My criticism of this book is marginal. I would have liked the authors to consider relevant secondary literature more, for instance the work of Pauline Kleingeld. I do not assume that Kant makes the 'presumption of badness' (the translation of the Latin original runs: 'Everyone is presumed to be evil until he provides security for the opposite', Doctrine of Right, §42, cf. pp. 190-3). In §44, Kant discards all anthropological assumptions to justify coercion in a juridical state and claims that it is the mere fact of co-existence, of possible mutual interaction and of each person's private judgement 'to do what seems right and good', which justifies the exeundum-principle. This approach is in agreement with Kant's methodology of a completely isolated metaphysics of morals (without theological, anthropological, etc. elements). The discussion of Kant's arguments in favour of the death penalty is too brief (the principle of equality leads to the law of retribution, which in turn dictates the death penalty for murder, cf. pp. 273-5). It is not at all clear that a state can wage war to coerce its neighbours to enter a juridical state, though a half-sentence suggests just that (cf. Doctrine of Right, §55, beginning).

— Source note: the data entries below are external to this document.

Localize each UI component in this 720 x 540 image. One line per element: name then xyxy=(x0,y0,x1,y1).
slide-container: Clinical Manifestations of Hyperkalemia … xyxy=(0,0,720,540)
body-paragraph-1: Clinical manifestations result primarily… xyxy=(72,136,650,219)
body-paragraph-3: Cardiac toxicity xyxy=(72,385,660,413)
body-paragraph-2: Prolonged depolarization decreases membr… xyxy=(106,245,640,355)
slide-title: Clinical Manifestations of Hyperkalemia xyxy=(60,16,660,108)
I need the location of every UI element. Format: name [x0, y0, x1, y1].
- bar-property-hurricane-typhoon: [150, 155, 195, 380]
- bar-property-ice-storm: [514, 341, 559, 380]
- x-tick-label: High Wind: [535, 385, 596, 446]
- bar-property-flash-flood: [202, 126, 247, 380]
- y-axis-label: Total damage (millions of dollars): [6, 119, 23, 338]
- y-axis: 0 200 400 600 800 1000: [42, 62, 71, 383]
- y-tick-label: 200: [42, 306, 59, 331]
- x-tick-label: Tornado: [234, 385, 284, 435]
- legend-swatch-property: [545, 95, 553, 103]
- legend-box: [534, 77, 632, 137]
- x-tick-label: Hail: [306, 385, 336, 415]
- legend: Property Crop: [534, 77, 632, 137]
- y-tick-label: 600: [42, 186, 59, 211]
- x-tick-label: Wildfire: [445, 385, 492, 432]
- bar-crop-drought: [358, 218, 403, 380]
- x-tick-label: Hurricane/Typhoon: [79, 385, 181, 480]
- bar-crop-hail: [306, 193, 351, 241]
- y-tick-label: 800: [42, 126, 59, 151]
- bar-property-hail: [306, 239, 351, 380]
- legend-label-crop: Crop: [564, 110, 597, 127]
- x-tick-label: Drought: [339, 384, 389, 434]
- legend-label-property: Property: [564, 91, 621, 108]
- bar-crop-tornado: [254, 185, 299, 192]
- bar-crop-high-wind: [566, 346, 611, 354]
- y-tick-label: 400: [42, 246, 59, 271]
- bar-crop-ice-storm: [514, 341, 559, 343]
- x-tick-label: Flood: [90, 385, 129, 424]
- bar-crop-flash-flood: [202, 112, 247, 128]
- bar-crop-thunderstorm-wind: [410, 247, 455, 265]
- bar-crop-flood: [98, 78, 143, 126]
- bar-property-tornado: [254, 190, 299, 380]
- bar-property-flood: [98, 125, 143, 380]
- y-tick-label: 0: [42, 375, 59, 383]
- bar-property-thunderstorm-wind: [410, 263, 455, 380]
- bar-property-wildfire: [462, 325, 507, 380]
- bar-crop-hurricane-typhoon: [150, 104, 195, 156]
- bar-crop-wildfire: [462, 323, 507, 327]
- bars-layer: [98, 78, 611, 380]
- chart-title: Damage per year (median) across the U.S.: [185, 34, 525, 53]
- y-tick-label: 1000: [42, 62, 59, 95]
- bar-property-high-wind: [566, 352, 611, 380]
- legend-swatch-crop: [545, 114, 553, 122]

All this said, the overall achievement of Byrd and Hruschka is outstanding. They really tried hard to make sense of Kant: 'If his theory seemed self-contradictory or nonsensical, impenetrable or simply confused, we assumed it was our problem, and not Kant's' (p. 9). They succeed, and find hidden treasures. The Doctrine of Right, they suggest, is the work of a genius, and we might have just begun to understand this book, especially since the first Critique could provide a key to a fuller understanding (cf. p. 13). Who is up to this task?